I shall begin with a rant of my own to get this page started off.
Vampire slayers come in all manner of shapes, sizes, sexes, and species. They come in small, private-sector firms, and large, government-sized organisations and they come in disguise. They come in through the doors and the windows and down the chimney if they can.
Now, I have taken the pledge, like this lot, for the love of a wicked woman: my Dark Bride; the beat of my unbeating heart; milady Lucy Bountilaire. Her tender concern for our fellow bipeds is compelling. Human beings are people (of a sort), and it just doesn’t seem sporting to take their blood without their permission any more.
Sigh.
Okay. So one is obliged to ask permission (if only to keep this lot off one’s chest). It requires dinner and a movie to take a drink on draught. The rest is from the bag these nights, and one is told one must be grateful for that.
I try. I really do. I go to meetings.
The question is... what to do with the beggars when they arrive unexpectedly and uninvited?
It’s all very well arguing, as Lucy does, that humans’ mayfly lives are precious to them. However much turning to dust is inevitable for them, to take such a small gift from the poor creatures would be cruel. Fair enough. I can exist above the level of my thirst and practise good works, and enjoy a blissful marriage. As opposed to the other kind.

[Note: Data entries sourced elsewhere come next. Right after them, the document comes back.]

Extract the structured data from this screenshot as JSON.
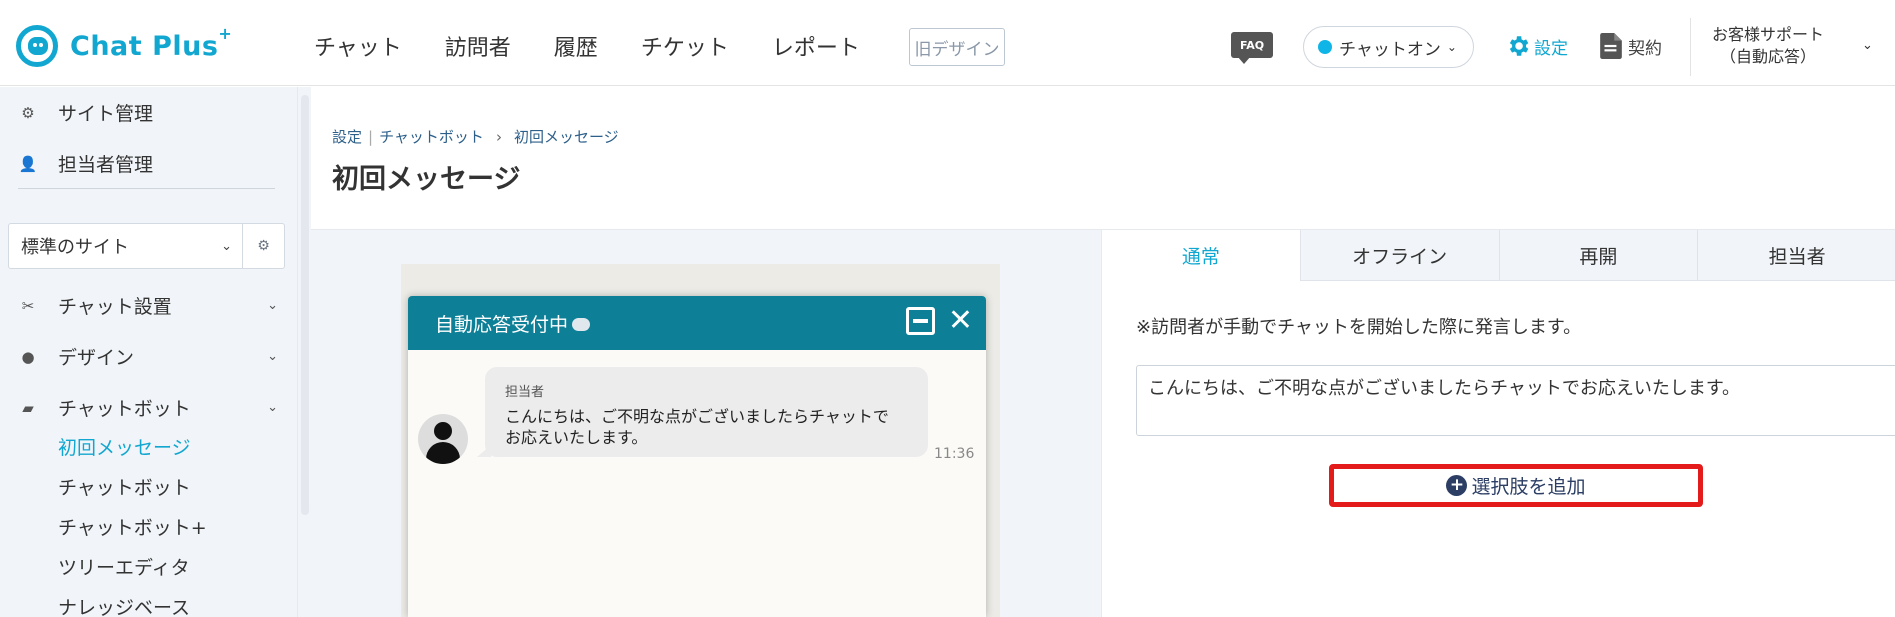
{
  "header": {
    "logo_text": "Chat Plus",
    "logo_sup": "+",
    "nav": [
      "チャット",
      "訪問者",
      "履歴",
      "チケット",
      "レポート"
    ],
    "old_design": "旧デザイン",
    "faq": "FAQ",
    "chat_status": "チャットオン",
    "settings": "設定",
    "contract": "契約",
    "support_line1": "お客様サポート",
    "support_line2": "（自動応答）",
    "accent_color": "#12a7d0"
  },
  "sidebar": {
    "site_admin": "サイト管理",
    "staff_admin": "担当者管理",
    "site_select": "標準のサイト",
    "chat_setup": "チャット設置",
    "design": "デザイン",
    "chatbot": "チャットボット",
    "sub_items": [
      "初回メッセージ",
      "チャットボット",
      "チャットボット+",
      "ツリーエディタ",
      "ナレッジベース"
    ]
  },
  "main": {
    "breadcrumb_1": "設定",
    "breadcrumb_2": "チャットボット",
    "breadcrumb_3": "初回メッセージ",
    "title": "初回メッセージ"
  },
  "preview": {
    "header_title": "自動応答受付中",
    "sender": "担当者",
    "message_line1": "こんにちは、ご不明な点がございましたらチャットで",
    "message_line2": "お応えいたします。",
    "time": "11:36"
  },
  "panel": {
    "tabs": [
      "通常",
      "オフライン",
      "再開",
      "担当者"
    ],
    "note": "※訪問者が手動でチャットを開始した際に発言します。",
    "message_value": "こんにちは、ご不明な点がございましたらチャットでお応えいたします。",
    "add_choice": "選択肢を追加",
    "highlight_color": "#e31b1b"
  }
}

Only. Only they don’t all potter past us in the night; oblivious to our existence and the thirst that never ends. Slayers arrive equipped with a variety of baggage. Burglary tools. Holy objects and substances (often toxic). Righteous anger you could shave with. The generosity and gentle forgiveness of a first wife. Plans for cardiothoracic carpentry.
One morning you settle down to rest, pull the lid closed after you, and WHAM! Some dreary Van Helsing wannabe’s scratching the lacquer and jimmying off all the ornate carving that’s going to cost a fortune to have repaired. Your bleary eyes, pale and bloodless with exhaustion, stare up into the humourless face of someone prepared to Do The Right Thing, no matter how much it hurts you or stains the flagstones, so it’s up you get, hissing and clawing, dancing the light fandango around the cellar/loft/castle room/belfry, avoiding the light from the cracks in the curtains you left there in your hurry to get to sleep. It’s the drink, you know. The fight can go five ways. You can die. The slayer can die. You can flee, blanketed and gasping. The slayer can flee.
Or you can capture the slayer. What then? Lucy says you should let them go with a warning and an invitation to come back for a chat some night to see if there is room for you both to compromise. Note that ‘both.’ You were just minding your own business, sleeping it off and dreaming of the plastic delights of a reheated half litre of A+ and watching a game of floodlit football before off to the seedy end of town to find the special muggers with too much stolen cash and too little interest in folklore and horror films. You didn’t ask some skinny pubescent or overheated dhampir with a sense of grievance to burst you door down. You only come in when invited. But no! They have to turn up, disturb your sleep, and try to fit you with an ash wood aorta. What room to compromise is there? The slayer believes you’re a Hell-spawned monster fit only for a Tequila Sunrise without the tequila but with a side order of Special Ribs. You believe that they’re about a hundred pounds of meat soaked in the world’s finest marinade. Now that they know where you live the only way to avoid having to relocate and find another nest is to slip them the enamel syringe, glug glug, yum yum, and it’s off to the mortuary for them and it’s down to the Coroner’s house tonight for a spot of hypnotic suggestion for you.
It makes me mad. Okay, going against my nature and living off ready meals is just about acceptable. I can do it. I really can. But an English vampire’s castle is his home, and I say that if slayers break in with mayhem on their mind, then drinks are on the house, and hard luck to the hapless housebreaker.